« La lutte ne doit pas se cantonner aux ronds-points »

Dans les rangs de la CGT et d’autres organisations syndicales qui ont appelé à manifester vendredi, l’idée d’une convergence avec les gilets jaunes et toutes les autres luttes pour « une vraie révolte sociale » a fait son chemin. 

A la veille de l’acte V, vendredi, les rues de Paris résonnaient déjà de slogans pour l’augmentation des salaires avec la manifestation initiée par la CGT, aux côtés de la FSU, de Solidaires et de l’Unef. Parmi les 15 000 personnes qui ont défilé entre République et Nation, Didier, délégué syndical CGT dans une entreprise du bâtiment, explique qu’il « regarde attentivement » le mouvement des gilets jaunes et relève nombre de revendications communes. Au départ, pourtant, le syndicaliste était « un peu réticent car le mouvement était hétéroclite, y compris avec des petits patrons qui ne veulent payer ni impôt ni cotisation – avec ça, à la fin, la facture est pour nous. Et puis il y a une frange d’extrême droite ». Si, depuis le mouvement a un peu changé de physionomie à ses yeux, « il ne faut pas que la lutte se cantonne sur les ronds-points, il faut que les revendications soient portées dans les entreprises », insiste-t-il, en dénonçant « l’enfumage de Macron » sur le Smic.
« Le seul moyen de se faire comprendre du gouvernement, c’est bloquer l’outil de travail, renchérit un peu plus loin dans le défilé Stéphane Petit, cheminot CGT de la gare Montparnasse. S’il n’y a pas de richesses produites, les capitalistes meurent, c’est ça qui peut faire céder les patrons. » Le syndicaliste exprime aussi quelques regrets : « On a lutté plus de trois mois pour le service public, on n’a pas vu grand monde nous soutenir ». Mais il n’est pas rancunier : «  Là, c’est l’occasion pour que les mouvements fusionnent et qu’il y ait une vraie révolte sociale », espère le cheminot.

« La plupart de nos revendications sont semblables »
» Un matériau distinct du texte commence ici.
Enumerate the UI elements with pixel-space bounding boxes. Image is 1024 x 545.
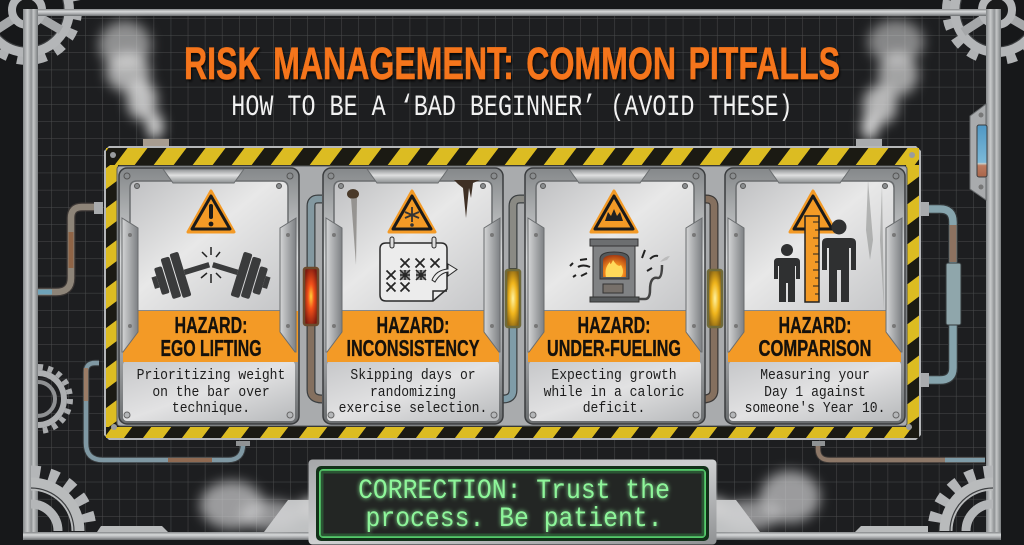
pipe: lower right (812, 441, 985, 460)
description: Skipping days or (350, 367, 476, 384)
description: Measuring your (760, 367, 870, 384)
gear bottom left (31, 472, 90, 531)
heading: HAZARD: (578, 312, 650, 338)
connecting pipe and yellow light 2 (703, 199, 722, 399)
correction text: process. Be patient. (365, 503, 663, 534)
heading: INCONSISTENCY (346, 335, 480, 361)
description: deficit. (583, 400, 645, 417)
heading: HAZARD: (174, 312, 248, 338)
orange hazard band (123, 311, 298, 362)
pipe: lower left (86, 363, 250, 460)
side supports (264, 500, 760, 532)
icon: furnace (570, 239, 670, 302)
steam: top right (862, 20, 924, 140)
description: while in a caloric (544, 384, 684, 401)
heading: HAZARD: (376, 312, 450, 338)
description: Expecting growth (551, 367, 677, 384)
hazard panel (104, 146, 921, 440)
warning icon: flame (591, 191, 637, 232)
gear top left (0, 0, 77, 60)
side gauge (970, 104, 987, 200)
card: ego lifting (119, 168, 299, 424)
pipe: right (921, 202, 961, 387)
rust stains (347, 180, 480, 265)
warning icon: burst (389, 191, 435, 232)
connecting pipe and yellow light 1 (503, 199, 524, 399)
gear top right (947, 0, 1024, 60)
icon: broken barbell (146, 244, 276, 305)
icon: ruler and people (774, 216, 856, 302)
card: under-fueling (525, 168, 705, 424)
pipe: upper left (38, 202, 103, 292)
connecting pipe and red light (304, 199, 322, 399)
gear left middle (38, 367, 70, 431)
card: inconsistency (323, 168, 503, 424)
description: technique. (172, 400, 250, 417)
heading: COMPARISON (758, 335, 872, 361)
description: Prioritizing weight (137, 367, 285, 384)
subtitle: HOW TO BE A ‘BAD BEGINNER’ (AVOID THESE) (231, 92, 793, 125)
card: comparison (725, 168, 905, 424)
description: Day 1 against (764, 384, 866, 401)
warning icon: exclamation (188, 191, 234, 232)
icon: calendar with crosses (380, 237, 457, 301)
correction display (308, 460, 716, 544)
hazard stripes (106, 148, 919, 438)
steam: top left (99, 21, 163, 139)
description: exercise selection. (339, 400, 487, 417)
warning icon: height arrow (790, 191, 836, 232)
steam: bottom right (700, 471, 820, 530)
gear bottom right (934, 472, 993, 531)
vent pipes (143, 139, 882, 146)
heading: EGO LIFTING (160, 335, 262, 361)
description: someone's Year 10. (745, 400, 885, 417)
description: on the bar over (152, 384, 270, 401)
description: randomizing (370, 384, 456, 401)
correction text: CORRECTION: Trust the (358, 475, 670, 506)
heading: HAZARD: (778, 312, 852, 338)
rust stains (866, 180, 884, 310)
steam: bottom left (200, 481, 326, 530)
heading: UNDER-FUELING (547, 335, 681, 361)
Un peu plus tôt, avant que le cortège s’ébranle, Christophe et Jean-Claude attendent place de la République, leur gilet jaune sur le dos. « On est venu de notre propre initiative, parce que cette manifestation c’est pour les salaires, le coût de la vie. On veut aussi montrer qu’on peut être gilet jaune et manifester en commun avec d’autres organismes. On n’est pas d’accord sur tout, mais on a des idées qui se rejoignent », explique le premier. Ils ne sont pas très nombreux à revêtir la chasuble fluo, en dehors de celles siglées CGT, mais le signe est jugé encourageant. « Ces gens n’ont pas forcément de contacts avec les organisations syndicales car ils ne sont pas dans les endroits où on est le plus présent », souligne Roland, adhérent de Solidaires. Lui aussi apprécie que « désormais, le mouvement porte sur des revendications de justice sociale et de partage des richesses ».
Comme beaucoup de gilets jaunes, Julien Giraud, prof d’EPS à Paris et membre de la FSU, estime que  « les réponses (d’Emmanuel Macron – NDLR) ne sont pas à la hauteur et (que) nous ne sommes plus dans un Etat de droit ». Venu dans le cadre du mouvement déclenché par les lycéens pour l’éducation, il souhaite lui aussi la convergence des mobilisations. « C’est le but aujourd’hui. Après, pour l’instant, on manifeste vendredi, pas samedi », souligne-t-il. Quant à la défiance à l’égard des syndicats : « Est-ce que c’est parce que les gens ne se reconnaissent pas dans ce qu’on porte ? Est-ce dû aux mythes sur les syndicats véhiculés par les médias ? Il faut se poser ces questions parce que, quand on compare nos revendications, la plupart sont semblables », estime-t-il à son tour. « Macron a tout fait pour mettre les syndicats de côté », avance de son côté Françoise Boriath, de la CGT retraités. « Les gens ne croient plus en rien et, en même temps, il y a ce mouvement citoyen. Ils ont envie d’être entendus, de participer et de prendre leurs affaires en main. C’est un espoir », se réjouit-elle. Déjà, ajoute la syndicaliste, de premiers pas sont faits. Comme cette manifestation à l’appel de la CGT de Paris, samedi, le jour de l’acte V.